Does Lord Holmes’ Review on Disability and public appointments hold lessons for us all?
Thursday 24 January 2019
On 3 December, International Day of People with Disabilities, we launched The Lord Holmes Review: opening up public appointments to disabled people in the Churchill Room in 100 Parliament street.
Given that disability was at the heart of this project, the Review team was conscious from the very beginning that it was paramount that all public-facing aspects of the Review were as accessible and disability-friendly as possible.
Below I share some lessons I have taken away from the Review, in part from the Review’s 16 recommendations and in part from the process of making the Review happen. Whilst these reflections are about disability, the workplace and engaging with the public in the context of public appointments, I believe they can be applied across the Cabinet Office’s remit.
Diversity and public appointments
First a bit of background. The Review was semi-independent but resourced by members of the Public Appointments Policy Team, based within Private Office Group.
There are almost 6000 public appointees across 550 public bodies, which account for £200bn of annual expenditure across all areas of public services. Public appointees provide leadership, specialist expertise, strategic direction, and hold public bodies to account. Read more information about public appointments.
The Review was commissioned by Minister for Implementation Oliver Dowden MP CBE to fulfil a commitment made in the Public Appointments Diversity Action Plan. It is a government priority to ensure that public appointees reflect the society they serve, and yet disabled people are badly underrepresented. We only know the disability status of 65% of our public appointees, of whom just 5% are disabled (as compared to the working aged population of the UK, where 18.3% are disabled).
Access is more than just physical, it’s attitudinal and emotional
This is a quote from an attendee at a public workshop, relating to an experience they had when the adjustments they had been offered at an interview fell short of their expectations.
It has really stuck with me because I think it can be applied to both public-facing government projects and recruitments alike. Here’s what the Review had to say in its recommendation about access and adjustments:
- Be proactive: if adjustments have been requested, contact the interviewee in advance to plan ahead.
- Be guided by the individual: do not make assumptions about what adjustments they need.
- Consider that access is more than physical: is the room or alternative facility appropriate and giving the candidate the same opportunity as everyone else?
Accessibility takes time and resource
How does one deliver this in practice? The Review team found that accessibility cannot be an afterthought or nice-to-have part of the process. As we worked towards every public-facing element of the review, we learned accessibility needs to be embedded and plotted into your project plan, with time and resource allocated to it.

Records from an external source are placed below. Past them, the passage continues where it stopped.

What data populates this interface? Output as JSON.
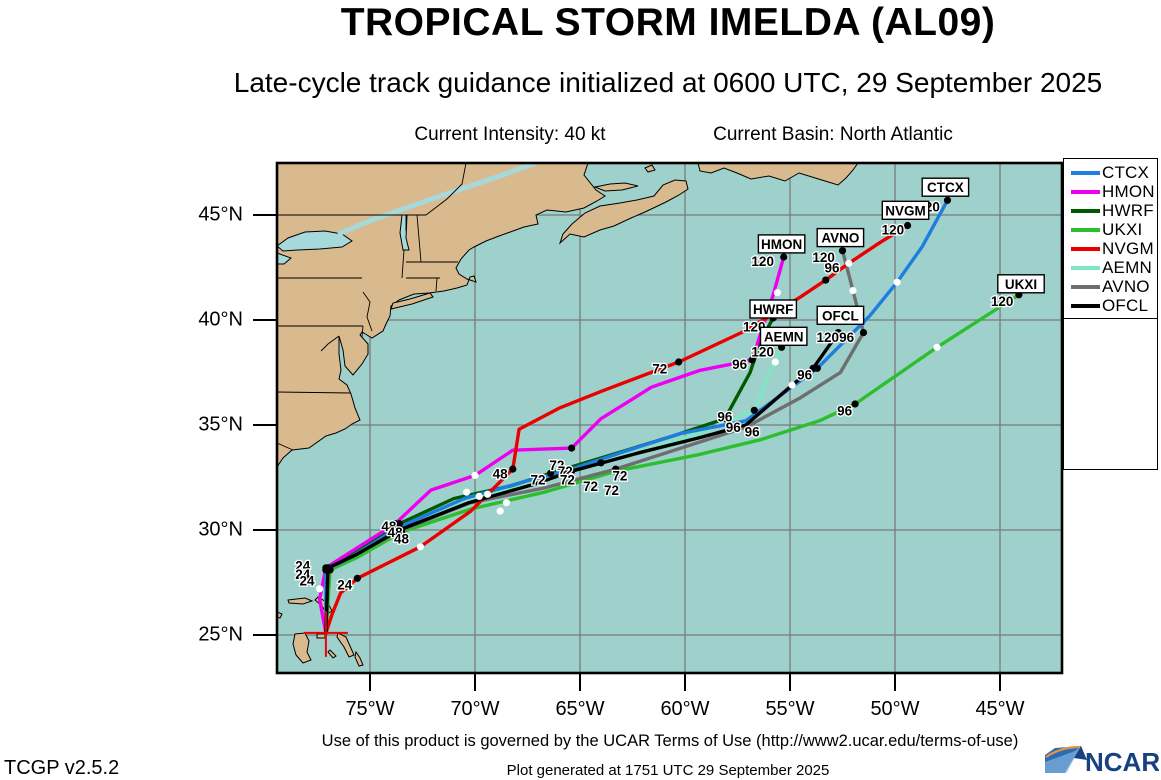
{
  "header": {
    "title": "TROPICAL STORM IMELDA (AL09)",
    "subtitle": "Late-cycle track guidance initialized at 0600 UTC, 29 September 2025",
    "intensity": "Current Intensity: 40 kt",
    "basin": "Current Basin: North Atlantic"
  },
  "footer": {
    "terms": "Use of this product is governed by the UCAR Terms of Use (http://www2.ucar.edu/terms-of-use)",
    "version": "TCGP v2.5.2",
    "generated": "Plot generated at 1751 UTC   29 September 2025",
    "logo_text": "NCAR"
  },
  "colors": {
    "ocean": "#9FD1CC",
    "land": "#D9BA8E",
    "lake": "#A6D9DB",
    "grid": "#7A7A7A",
    "frame": "#000000",
    "start_marker": "#EE0000"
  },
  "legend": {
    "items": [
      {
        "label": "CTCX",
        "color": "#1F7DE0"
      },
      {
        "label": "HMON",
        "color": "#EE00EE"
      },
      {
        "label": "HWRF",
        "color": "#005A00"
      },
      {
        "label": "UKXI",
        "color": "#2DBE2D"
      },
      {
        "label": "NVGM",
        "color": "#EA0000"
      },
      {
        "label": "AEMN",
        "color": "#7FE6C3"
      },
      {
        "label": "AVNO",
        "color": "#6E6E6E"
      },
      {
        "label": "OFCL",
        "color": "#000000"
      }
    ]
  },
  "axes": {
    "lat": [
      {
        "label": "45°N",
        "value": 45
      },
      {
        "label": "40°N",
        "value": 40
      },
      {
        "label": "35°N",
        "value": 35
      },
      {
        "label": "30°N",
        "value": 30
      },
      {
        "label": "25°N",
        "value": 25
      }
    ],
    "lon": [
      {
        "label": "75°W",
        "value": -75
      },
      {
        "label": "70°W",
        "value": -70
      },
      {
        "label": "65°W",
        "value": -65
      },
      {
        "label": "60°W",
        "value": -60
      },
      {
        "label": "55°W",
        "value": -55
      },
      {
        "label": "50°W",
        "value": -50
      },
      {
        "label": "45°W",
        "value": -45
      }
    ]
  },
  "chart_data": {
    "type": "line",
    "subtype": "tropical-cyclone-track-guidance-map",
    "title": "TROPICAL STORM IMELDA (AL09)",
    "init_time": "0600 UTC, 29 September 2025",
    "current_intensity_kt": 40,
    "basin": "North Atlantic",
    "lon_range": [
      -79.4,
      -42.0
    ],
    "lat_range": [
      23.2,
      47.5
    ],
    "grid": true,
    "legend_position": "top-right",
    "start": {
      "lon": -77.1,
      "lat": 25.1
    },
    "forecast_hours_labeled": [
      24,
      48,
      72,
      96,
      120
    ],
    "tracks": [
      {
        "name": "AEMN",
        "color": "#7FE6C3",
        "points": [
          [
            -77.1,
            25.1
          ],
          [
            -77.1,
            28.1
          ],
          [
            -76.0,
            28.8
          ],
          [
            -73.7,
            30.1
          ],
          [
            -70.5,
            31.4
          ],
          [
            -67.3,
            32.2
          ],
          [
            -64.0,
            33.2
          ],
          [
            -61.2,
            34.0
          ],
          [
            -58.8,
            34.8
          ],
          [
            -56.7,
            35.7
          ],
          [
            -56.0,
            37.4
          ],
          [
            -55.4,
            38.7
          ]
        ],
        "marks": [
          1,
          3,
          6,
          9,
          11
        ],
        "whites": [
          [
            -69.8,
            31.6
          ],
          [
            -55.7,
            38.0
          ]
        ]
      },
      {
        "name": "UKXI",
        "color": "#2DBE2D",
        "points": [
          [
            -77.1,
            25.1
          ],
          [
            -76.9,
            28.1
          ],
          [
            -75.6,
            28.7
          ],
          [
            -73.5,
            29.9
          ],
          [
            -70.2,
            31.0
          ],
          [
            -66.7,
            31.8
          ],
          [
            -63.3,
            32.8
          ],
          [
            -59.3,
            33.6
          ],
          [
            -56.4,
            34.3
          ],
          [
            -53.6,
            35.2
          ],
          [
            -51.9,
            36.0
          ],
          [
            -48.0,
            38.7
          ],
          [
            -44.1,
            41.2
          ]
        ],
        "marks": [
          1,
          3,
          6,
          10,
          12
        ],
        "whites": [
          [
            -68.8,
            30.9
          ],
          [
            -48.0,
            38.7
          ]
        ]
      },
      {
        "name": "AVNO",
        "color": "#6E6E6E",
        "points": [
          [
            -77.1,
            25.1
          ],
          [
            -77.0,
            28.1
          ],
          [
            -75.8,
            28.8
          ],
          [
            -73.5,
            30.0
          ],
          [
            -70.2,
            31.3
          ],
          [
            -66.7,
            32.0
          ],
          [
            -63.3,
            32.9
          ],
          [
            -60.2,
            33.9
          ],
          [
            -57.1,
            34.9
          ],
          [
            -54.5,
            36.3
          ],
          [
            -52.6,
            37.5
          ],
          [
            -51.5,
            39.4
          ],
          [
            -52.0,
            41.4
          ],
          [
            -52.5,
            43.3
          ]
        ],
        "marks": [
          1,
          3,
          6,
          11,
          13
        ],
        "whites": [
          [
            -68.5,
            31.3
          ],
          [
            -52.0,
            41.4
          ]
        ]
      },
      {
        "name": "HWRF",
        "color": "#005A00",
        "points": [
          [
            -77.1,
            25.1
          ],
          [
            -77.0,
            28.2
          ],
          [
            -75.9,
            28.9
          ],
          [
            -73.6,
            30.3
          ],
          [
            -71.0,
            31.5
          ],
          [
            -68.3,
            32.1
          ],
          [
            -66.4,
            32.7
          ],
          [
            -63.1,
            33.7
          ],
          [
            -60.5,
            34.5
          ],
          [
            -58.1,
            35.3
          ],
          [
            -56.9,
            37.5
          ],
          [
            -56.4,
            39.0
          ],
          [
            -55.8,
            40.1
          ]
        ],
        "marks": [
          1,
          3,
          6,
          9,
          12
        ],
        "whites": [
          [
            -70.4,
            31.8
          ],
          [
            -56.3,
            38.6
          ]
        ]
      },
      {
        "name": "HMON",
        "color": "#EE00EE",
        "points": [
          [
            -77.1,
            25.1
          ],
          [
            -77.4,
            26.7
          ],
          [
            -77.1,
            28.2
          ],
          [
            -76.0,
            28.9
          ],
          [
            -73.8,
            30.3
          ],
          [
            -72.1,
            31.9
          ],
          [
            -70.0,
            32.6
          ],
          [
            -68.2,
            33.8
          ],
          [
            -65.4,
            33.9
          ],
          [
            -64.0,
            35.3
          ],
          [
            -61.6,
            36.8
          ],
          [
            -59.3,
            37.6
          ],
          [
            -56.8,
            38.1
          ],
          [
            -55.8,
            41.2
          ],
          [
            -55.3,
            43.0
          ]
        ],
        "marks": [
          2,
          4,
          8,
          12,
          14
        ],
        "whites": [
          [
            -70.0,
            32.6
          ],
          [
            -55.6,
            41.3
          ]
        ]
      },
      {
        "name": "CTCX",
        "color": "#1F7DE0",
        "points": [
          [
            -77.1,
            25.1
          ],
          [
            -77.1,
            28.1
          ],
          [
            -75.9,
            28.7
          ],
          [
            -73.7,
            30.1
          ],
          [
            -70.5,
            31.5
          ],
          [
            -67.3,
            32.4
          ],
          [
            -65.7,
            32.8
          ],
          [
            -63.0,
            33.7
          ],
          [
            -60.2,
            34.6
          ],
          [
            -57.1,
            35.2
          ],
          [
            -53.7,
            37.7
          ],
          [
            -51.2,
            40.2
          ],
          [
            -49.9,
            41.8
          ],
          [
            -48.7,
            43.5
          ],
          [
            -47.5,
            45.7
          ]
        ],
        "marks": [
          1,
          3,
          6,
          10,
          14
        ],
        "whites": [
          [
            -69.4,
            31.7
          ],
          [
            -49.9,
            41.8
          ]
        ]
      },
      {
        "name": "NVGM",
        "color": "#EA0000",
        "points": [
          [
            -77.1,
            25.1
          ],
          [
            -76.8,
            26.0
          ],
          [
            -76.4,
            27.0
          ],
          [
            -75.6,
            27.7
          ],
          [
            -72.6,
            29.2
          ],
          [
            -70.2,
            30.9
          ],
          [
            -68.2,
            32.9
          ],
          [
            -67.9,
            34.8
          ],
          [
            -66.0,
            35.8
          ],
          [
            -64.0,
            36.6
          ],
          [
            -60.3,
            38.0
          ],
          [
            -57.1,
            39.5
          ],
          [
            -54.5,
            41.1
          ],
          [
            -53.3,
            41.9
          ],
          [
            -52.2,
            42.7
          ],
          [
            -50.7,
            43.7
          ],
          [
            -49.4,
            44.5
          ]
        ],
        "marks": [
          3,
          6,
          10,
          13,
          16
        ],
        "whites": [
          [
            -72.6,
            29.2
          ],
          [
            -52.2,
            42.7
          ]
        ]
      },
      {
        "name": "OFCL",
        "color": "#000000",
        "points": [
          [
            -77.1,
            25.1
          ],
          [
            -77.0,
            28.2
          ],
          [
            -75.7,
            28.8
          ],
          [
            -73.6,
            30.0
          ],
          [
            -70.3,
            31.3
          ],
          [
            -67.1,
            32.2
          ],
          [
            -65.4,
            32.8
          ],
          [
            -62.1,
            33.7
          ],
          [
            -59.3,
            34.4
          ],
          [
            -57.1,
            35.0
          ],
          [
            -54.9,
            36.9
          ],
          [
            -53.9,
            37.7
          ],
          [
            -52.7,
            39.4
          ]
        ],
        "marks": [
          1,
          3,
          6,
          11,
          12
        ],
        "whites": [
          [
            -77.4,
            27.2
          ],
          [
            -54.9,
            36.9
          ]
        ]
      }
    ],
    "hour_labels": [
      {
        "text": "24",
        "lon": -78.2,
        "lat": 28.3
      },
      {
        "text": "24",
        "lon": -78.2,
        "lat": 27.9
      },
      {
        "text": "24",
        "lon": -78.0,
        "lat": 27.6
      },
      {
        "text": "24",
        "lon": -76.2,
        "lat": 27.4
      },
      {
        "text": "48",
        "lon": -74.1,
        "lat": 30.2
      },
      {
        "text": "48",
        "lon": -73.8,
        "lat": 29.9
      },
      {
        "text": "48",
        "lon": -73.5,
        "lat": 29.6
      },
      {
        "text": "48",
        "lon": -68.8,
        "lat": 32.7
      },
      {
        "text": "72",
        "lon": -67.0,
        "lat": 32.4
      },
      {
        "text": "72",
        "lon": -66.1,
        "lat": 33.1
      },
      {
        "text": "72",
        "lon": -65.7,
        "lat": 32.8
      },
      {
        "text": "72",
        "lon": -65.6,
        "lat": 32.4
      },
      {
        "text": "72",
        "lon": -64.5,
        "lat": 32.1
      },
      {
        "text": "72",
        "lon": -63.1,
        "lat": 32.6
      },
      {
        "text": "72",
        "lon": -63.5,
        "lat": 31.9
      },
      {
        "text": "72",
        "lon": -61.2,
        "lat": 37.7
      },
      {
        "text": "96",
        "lon": -57.4,
        "lat": 37.9
      },
      {
        "text": "96",
        "lon": -58.1,
        "lat": 35.4
      },
      {
        "text": "96",
        "lon": -57.7,
        "lat": 34.9
      },
      {
        "text": "96",
        "lon": -56.8,
        "lat": 34.7
      },
      {
        "text": "96",
        "lon": -54.3,
        "lat": 37.4
      },
      {
        "text": "96",
        "lon": -52.4,
        "lat": 35.7
      },
      {
        "text": "96",
        "lon": -53.0,
        "lat": 42.5
      },
      {
        "text": "96",
        "lon": -52.3,
        "lat": 39.2
      },
      {
        "text": "120",
        "lon": -56.3,
        "lat": 42.8
      },
      {
        "text": "120",
        "lon": -50.1,
        "lat": 44.3
      },
      {
        "text": "120",
        "lon": -48.4,
        "lat": 45.4
      },
      {
        "text": "120",
        "lon": -53.4,
        "lat": 43.0
      },
      {
        "text": "120",
        "lon": -44.9,
        "lat": 40.9
      },
      {
        "text": "120",
        "lon": -56.7,
        "lat": 39.7
      },
      {
        "text": "120",
        "lon": -56.3,
        "lat": 38.5
      },
      {
        "text": "120",
        "lon": -53.2,
        "lat": 39.2
      }
    ],
    "model_labels": [
      {
        "text": "HMON",
        "lon": -55.4,
        "lat": 43.6
      },
      {
        "text": "NVGM",
        "lon": -49.5,
        "lat": 45.2
      },
      {
        "text": "CTCX",
        "lon": -47.6,
        "lat": 46.3
      },
      {
        "text": "AVNO",
        "lon": -52.6,
        "lat": 43.9
      },
      {
        "text": "UKXI",
        "lon": -44.0,
        "lat": 41.7
      },
      {
        "text": "HWRF",
        "lon": -55.8,
        "lat": 40.5
      },
      {
        "text": "AEMN",
        "lon": -55.3,
        "lat": 39.2
      },
      {
        "text": "OFCL",
        "lon": -52.6,
        "lat": 40.2
      }
    ]
  }
}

For example, to ensure the online Call for Evidence was as accessible as possible, we had to build the following steps into the design process:
- Engaging early with the DaTT team to work out which of the survey platforms that had passed the GDS’ accessibility tests would best suit the project.
- Tendering for external suppliers to provide British Sign Language and EasyRead* versions, which took 2 weeks from start to finished publishable products.
- Testing the final online call for evidence with a specialist Disability Access testing lab, which took a week.
- Securing support and resource in advance from comms and digital to subtitle and edit the supporting short videos of Lord Holmes.
Free help, guidance and tools to become disability confident are out there
The Cabinet Office is a Disability Confident Leader. This is a DWP administered scheme that measures and acknowledges employers who go the extra mile to ensure disabled people get a fair chance in their organisation. Our “Leader” status means we go still further than this that Cabinet Office is a champion of Disability Confident, and its ethos is embedded in everything we do.
This might sound intimidating. You may be thinking I don’t know where to start, how do I play my part? Here’s a list of some tools, tips and guidance you can access for free:
- Becoming disability confident online training, this is a great place to start for civil servants of any grade who want to learn more. And that’s not just me saying that, Cabinet Office ExCo want to encourage as many people as possible to take the course.
- Philip Rutnam’s regular blogs, as part of his role as Civil Service Disability Champion, contain lots of tips on disability-friendly work practice
- Guidance on gov.uk about how to communicate inclusively
- Guidance on gov.uk about how to create accessible documents
- General Disability Confident guidance on how to attract, recruit and retain disabled employees
- The autism and neurodiversity toolkit for managers provides practical guidance on supporting people who have neurodiverse conditions into employment.
*The EasyRead version of the Lord Holmes Review (PDF) was created to help people with learning disabilities understand information easily. It is often also preferred by some readers without learning disabilities, as it gives essential information on a topic without a lot of background information.